In turn, though not on the world stage like in the ‘60s, the rock ‘n’ roll music scene here was thriving. Even just in our little psych/garage/shoegaze scene, we had about 30 bands all gigging together in interchanging combinations. We also had drugs. I mean the fun ones, in the right environment, but then I’ve already covered that little detail.
Inevitably, just like in the ‘60s, after a few short years everything changed, and these days there are very few of us left that were able to hold onto the same dreams we had back then.
In a unanimous vote recently, the San Francisco Recreation and Park Commission denied promoters a permit to throw a large free concert in Golden Gate Park celebrating this year’s 50th Anniversary of the Summer of Love.
So at least for now a commemoration of the Human Be-In has been shot down by The Man.
Confusing, as the Haight Ashbury District was just granted Landmark Status joining Fisherman's Wharf, Telegraph Hill and several other districts in the city with Landmark designation.

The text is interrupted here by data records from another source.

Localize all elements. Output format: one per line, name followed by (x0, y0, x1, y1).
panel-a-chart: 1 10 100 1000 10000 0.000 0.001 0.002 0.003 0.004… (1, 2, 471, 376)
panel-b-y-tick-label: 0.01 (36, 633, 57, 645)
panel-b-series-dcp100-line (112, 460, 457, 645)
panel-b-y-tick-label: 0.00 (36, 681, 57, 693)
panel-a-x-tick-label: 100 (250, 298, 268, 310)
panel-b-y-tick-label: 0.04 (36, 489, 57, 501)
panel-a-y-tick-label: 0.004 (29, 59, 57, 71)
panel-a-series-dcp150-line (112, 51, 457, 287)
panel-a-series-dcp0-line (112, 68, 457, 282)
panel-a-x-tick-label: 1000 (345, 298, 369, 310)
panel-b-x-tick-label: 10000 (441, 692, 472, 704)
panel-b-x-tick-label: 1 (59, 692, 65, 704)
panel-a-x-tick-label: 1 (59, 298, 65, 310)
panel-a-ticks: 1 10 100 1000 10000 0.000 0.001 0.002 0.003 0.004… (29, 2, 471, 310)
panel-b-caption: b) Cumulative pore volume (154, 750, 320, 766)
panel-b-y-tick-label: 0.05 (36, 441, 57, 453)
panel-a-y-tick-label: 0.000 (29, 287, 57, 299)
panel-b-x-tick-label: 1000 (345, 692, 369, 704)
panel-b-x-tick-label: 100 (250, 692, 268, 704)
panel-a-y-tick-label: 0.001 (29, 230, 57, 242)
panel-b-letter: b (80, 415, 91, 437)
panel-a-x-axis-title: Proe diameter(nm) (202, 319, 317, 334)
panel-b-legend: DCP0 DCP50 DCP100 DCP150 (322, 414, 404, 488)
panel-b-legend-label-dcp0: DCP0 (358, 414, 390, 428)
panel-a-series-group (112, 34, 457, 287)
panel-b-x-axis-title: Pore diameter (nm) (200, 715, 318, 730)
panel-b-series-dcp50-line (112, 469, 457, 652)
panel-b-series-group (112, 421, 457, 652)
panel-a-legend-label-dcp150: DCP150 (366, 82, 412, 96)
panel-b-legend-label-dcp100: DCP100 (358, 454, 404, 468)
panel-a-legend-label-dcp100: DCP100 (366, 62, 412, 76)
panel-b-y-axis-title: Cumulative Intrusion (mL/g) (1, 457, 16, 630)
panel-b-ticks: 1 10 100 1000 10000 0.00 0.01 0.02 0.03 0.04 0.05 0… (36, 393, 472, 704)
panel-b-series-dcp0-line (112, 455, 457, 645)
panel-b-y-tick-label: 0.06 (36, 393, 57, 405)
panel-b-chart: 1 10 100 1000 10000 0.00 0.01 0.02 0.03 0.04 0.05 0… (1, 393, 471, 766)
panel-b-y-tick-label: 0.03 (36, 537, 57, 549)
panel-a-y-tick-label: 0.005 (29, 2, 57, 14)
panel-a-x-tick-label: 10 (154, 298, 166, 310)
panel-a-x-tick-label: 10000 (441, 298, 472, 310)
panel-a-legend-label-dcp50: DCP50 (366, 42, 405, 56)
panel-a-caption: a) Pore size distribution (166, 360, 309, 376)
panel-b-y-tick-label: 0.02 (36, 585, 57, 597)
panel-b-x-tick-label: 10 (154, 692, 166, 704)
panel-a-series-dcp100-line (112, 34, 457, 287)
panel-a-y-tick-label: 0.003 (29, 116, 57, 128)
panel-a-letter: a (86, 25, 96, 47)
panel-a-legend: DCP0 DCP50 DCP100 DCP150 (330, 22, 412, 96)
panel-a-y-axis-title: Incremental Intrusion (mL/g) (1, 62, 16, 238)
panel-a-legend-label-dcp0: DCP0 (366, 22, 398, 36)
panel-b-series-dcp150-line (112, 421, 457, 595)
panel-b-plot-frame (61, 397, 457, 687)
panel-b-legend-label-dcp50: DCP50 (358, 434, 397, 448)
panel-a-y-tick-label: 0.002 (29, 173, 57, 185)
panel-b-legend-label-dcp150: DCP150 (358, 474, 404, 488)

City documents state:
"The district is significant for its association with the events of the counter-culture movement, when this area of San Francisco served as the nation's epicenter for 'hippies' and their anti-establishment lifestyles, which included psychedelic drugs, rock music, free love, and an anti-war ethos."
If you were there and remember it, then you weren’t really there, man.
While the SF Rec & Park Commission’s argument was for better organization, and despite the inevitable hoards of young homeless blow, it’s that would surely come en masse, shouldn’t we still be able though proper organization "Come Together" and iron out the issues?
The music, the protests, the extreme need for change, it’s all still here.
Shutting down the commemoration of the Human Be-In would be a nice trophy for the bullshit peddlers who just got back in power. Like with the recent Women’s Marches around the world, we could again bring back out that old school positive style of mass gathering.
We’re ready for it. We need it. Let’s celebrate yesterday and tomorrow today.
Joel Gion is a longtime member of the San Francisco psych-rock band The Brian Jonestown Massacre. He is currently working on a personal memoir.